Signaling was analyzed in response to interferon alpha, beta, and gamma, in the 2 cell lines M368 and M395.The results showed that M368—–which harbored the JAK2 loss-of-function mutation––maintained signaling in response to interferon alpha and beta, but did not respond to interferon gamma. This results in M368 upregulating PD-L1 when exposed to interferon alpha and beta but not to interferon gamma.
M395 harbored the JAK1 loss-of-function mutation and did not respond to downstream signaling to interferon alpha, beta, or gamma, and equally did not upregulate PD-L1 in response to any of the cytokines, according to the authors.
“To assess a causal relationship between loss of adaptive PD-L1 expression and loss-of-function JAK mutations, we transduced the M395 and M431 cell lines with a lentivirus vector expressing JAK1 wild-type,” the authors wrote. “Reintroduction of wild-type JAK1 rescued PD-L1 expression in M395 cells, which exhibited a 4-fold increase in PD-L1 surface expression after interferon exposure.”
After 18-hour interferon gamma exposure for M431, the magnitude of change in PD-L1 expression was modest after reintroducing the JAK1 wild-type protein.
The authors noted that the difference between untransduced and JAK1 wild-type transduced M431 was more distinct when observed over a longer period of time.
To determine whether JAK1/2 loss-of-function mutation are present and related to PD-1 blockade therapy response in metastatic colon carcinoma, the investigators analyzed WES data from 16 biopsies of patients with colon cancer, many of whom had a high mutational load as a result of mismatch-repair deficiency.
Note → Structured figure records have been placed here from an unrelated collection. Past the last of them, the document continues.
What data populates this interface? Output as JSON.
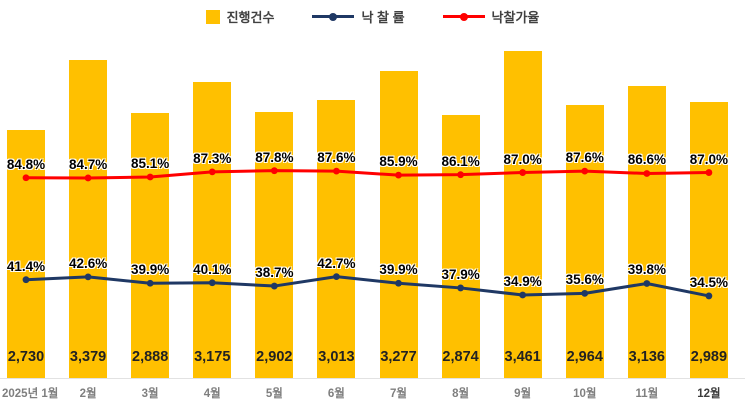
{
  "legend": {
    "items": [
      {
        "label": "진행건수",
        "marker": "bar",
        "color": "#FFC000"
      },
      {
        "label": "낙 찰 률",
        "marker": "line-dot",
        "color": "#1F3864"
      },
      {
        "label": "낙찰가율",
        "marker": "line-dot",
        "color": "#FF0000"
      }
    ]
  },
  "chart_data": {
    "type": "bar+line",
    "title": "",
    "categories": [
      "2025년 1월",
      "2월",
      "3월",
      "4월",
      "5월",
      "6월",
      "7월",
      "8월",
      "9월",
      "10월",
      "11월",
      "12월"
    ],
    "series": [
      {
        "name": "진행건수",
        "type": "bar",
        "color": "#FFC000",
        "values": [
          2730,
          3379,
          2888,
          3175,
          2902,
          3013,
          3277,
          2874,
          3461,
          2964,
          3136,
          2989
        ],
        "labels": [
          "2,730",
          "3,379",
          "2,888",
          "3,175",
          "2,902",
          "3,013",
          "3,277",
          "2,874",
          "3,461",
          "2,964",
          "3,136",
          "2,989"
        ]
      },
      {
        "name": "낙 찰 률",
        "type": "line",
        "color": "#1F3864",
        "values": [
          41.4,
          42.6,
          39.9,
          40.1,
          38.7,
          42.7,
          39.9,
          37.9,
          34.9,
          35.6,
          39.8,
          34.5
        ],
        "labels": [
          "41.4%",
          "42.6%",
          "39.9%",
          "40.1%",
          "38.7%",
          "42.7%",
          "39.9%",
          "37.9%",
          "34.9%",
          "35.6%",
          "39.8%",
          "34.5%"
        ]
      },
      {
        "name": "낙찰가율",
        "type": "line",
        "color": "#FF0000",
        "values": [
          84.8,
          84.7,
          85.1,
          87.3,
          87.8,
          87.6,
          85.9,
          86.1,
          87.0,
          87.6,
          86.6,
          87.0
        ],
        "labels": [
          "84.8%",
          "84.7%",
          "85.1%",
          "87.3%",
          "87.8%",
          "87.6%",
          "85.9%",
          "86.1%",
          "87.0%",
          "87.6%",
          "86.6%",
          "87.0%"
        ]
      }
    ],
    "legend_position": "top",
    "grid": false,
    "value_labels": "shown",
    "axes_hidden": true
  }
}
One biopsy of a patient with a high mutational load with neither an objective response nor disease control with anti-PD-1 had a homozygous JAK1 W690 nonsense loss-of-function mutation found that no mutations in antigen presentation machinery were detected in the sample.
To determine the frequency of homozygous putative loss-of-function mutations in JAK1.2 in 905 cancer cell lines, the investigators analyzed data from the Cancer Cell Line Encyclopedia from cBioPortal. A homozygous mutation was defined as the VAF at 0.8 or greater.
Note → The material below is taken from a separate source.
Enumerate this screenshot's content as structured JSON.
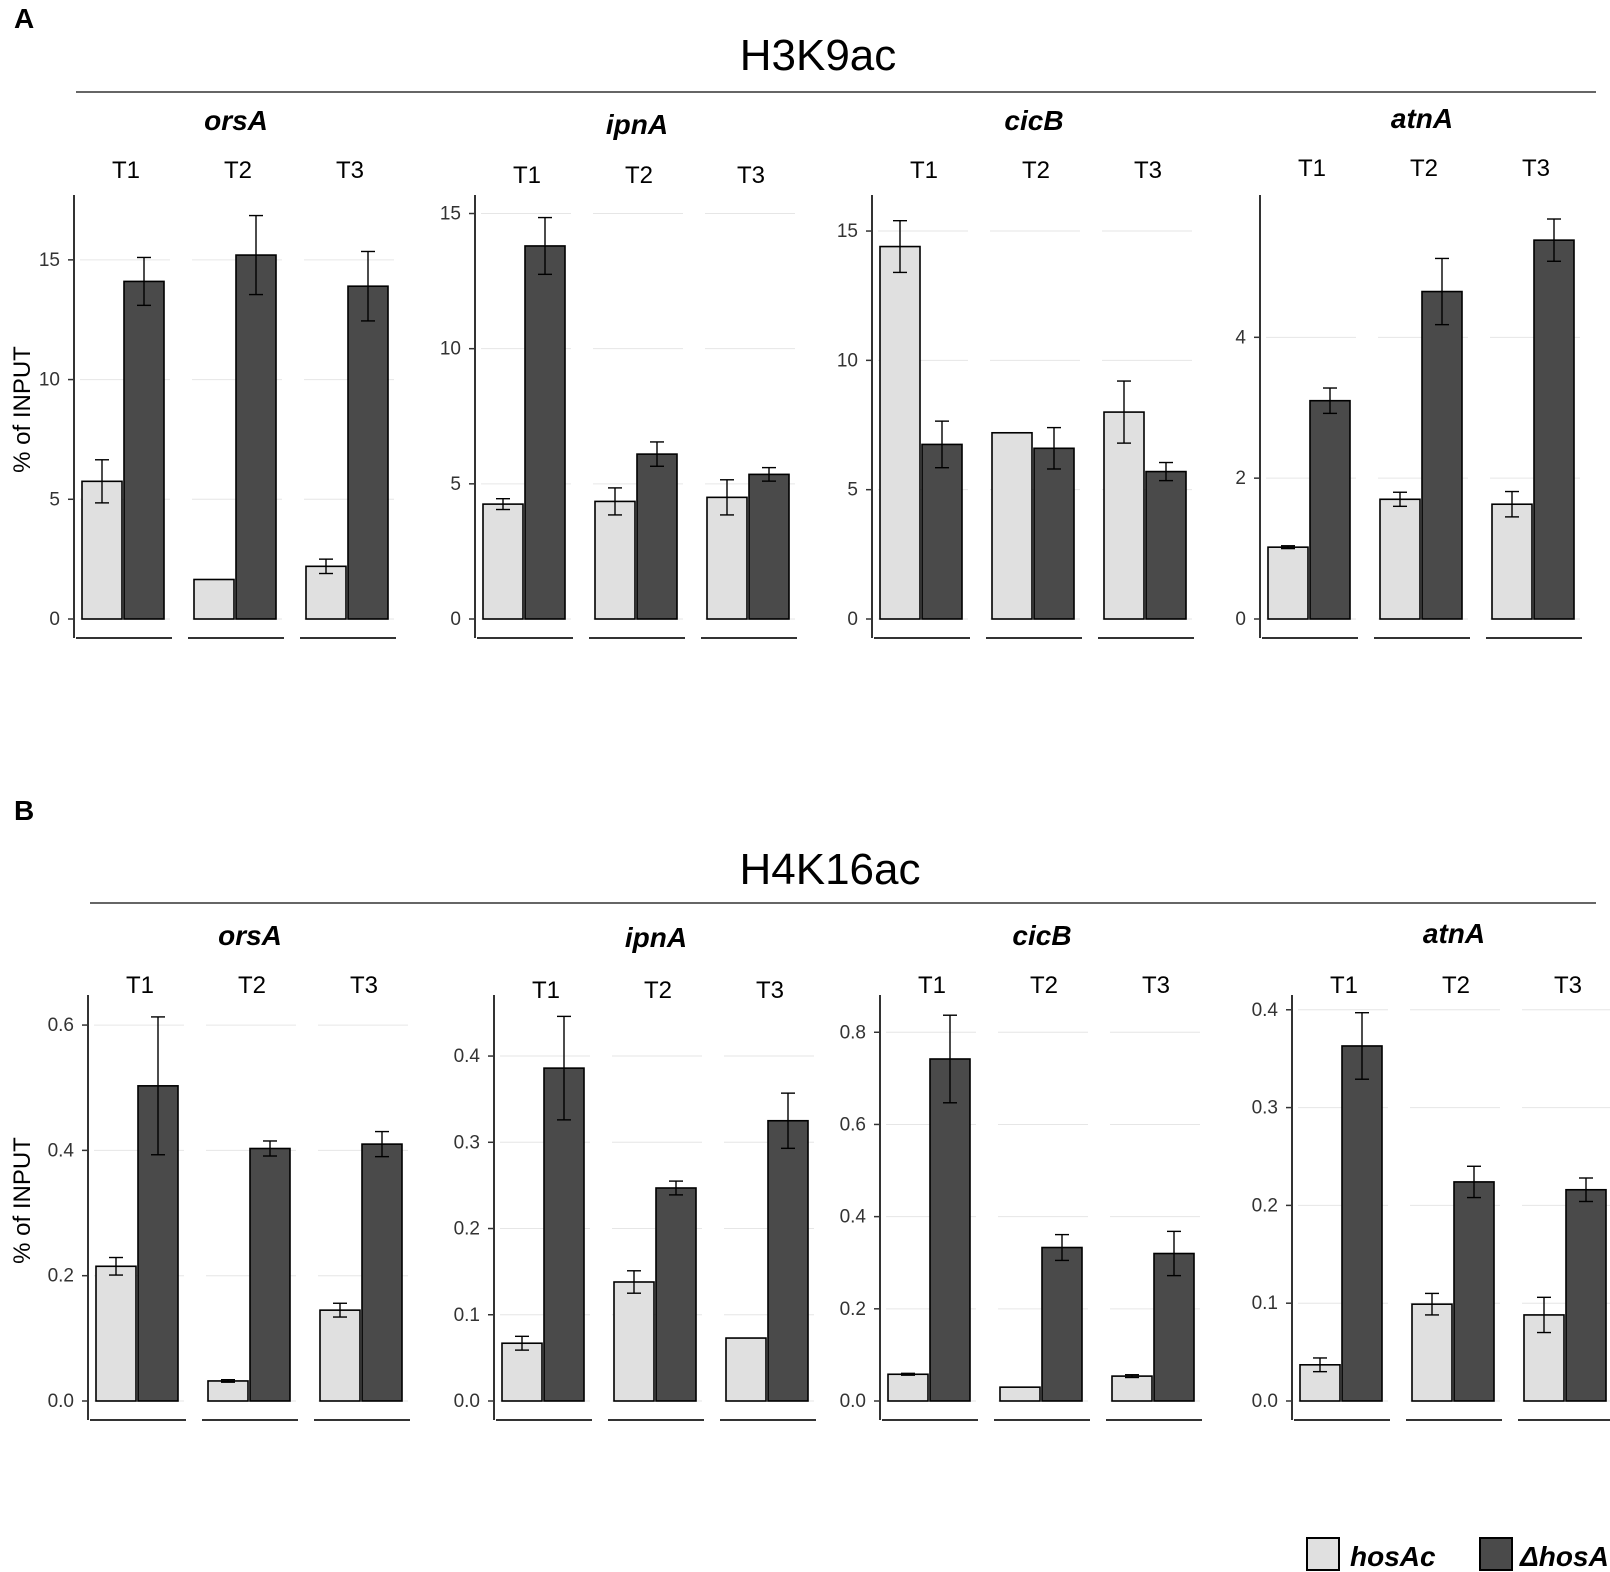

Approximately 0.7% of cell lines had loss-of-function mutations that may predict lack of response to interferons. The highest frequency was found in endometrial cancers. None of the cell lines had POLE of POLD1 mutations, however, microsatellite instability and DNA-damage gene mutations were present in the JAK1/2 mutant cell lines, according to the authors.
“The frequency of JAK1/2 mutations across all cancers suggests that there is a fitness gain with loss of interferon responsiveness,” the authors wrote.
The investigators performed a genetic analysis of tumors from patients with melanoma and colon cancer who did not respond to PD-1 blockade therapy despite having a high-mutational load. They identified tumors with homozygous loss-of-function mutations in JAK1 and JAK2 and studies the functional effects of deficient interferon gamma receptor signaling that lead to a genetically mediated absence of PD-L1 expression upon interferon gamma exposure.
“A key functional result from somatic JAK1/2 mutations in a cancer cell is the inability to respond to interferon gamma by expressing PD-L1 and many other interferon-stimulated genes,” the authors wrote. “These mutations result in a genetic mechanism for the absence of reactive PD-L1 expression, and patients harboring such tumors would be unlikely to respond to PD-1 blockade therapy.”
Currently, the investigators are examining animal models with JAK1 and JAK2 genetic mutations to develop new and improved combination therapies for patients who are unresponsive to anti-PD-1 treatment.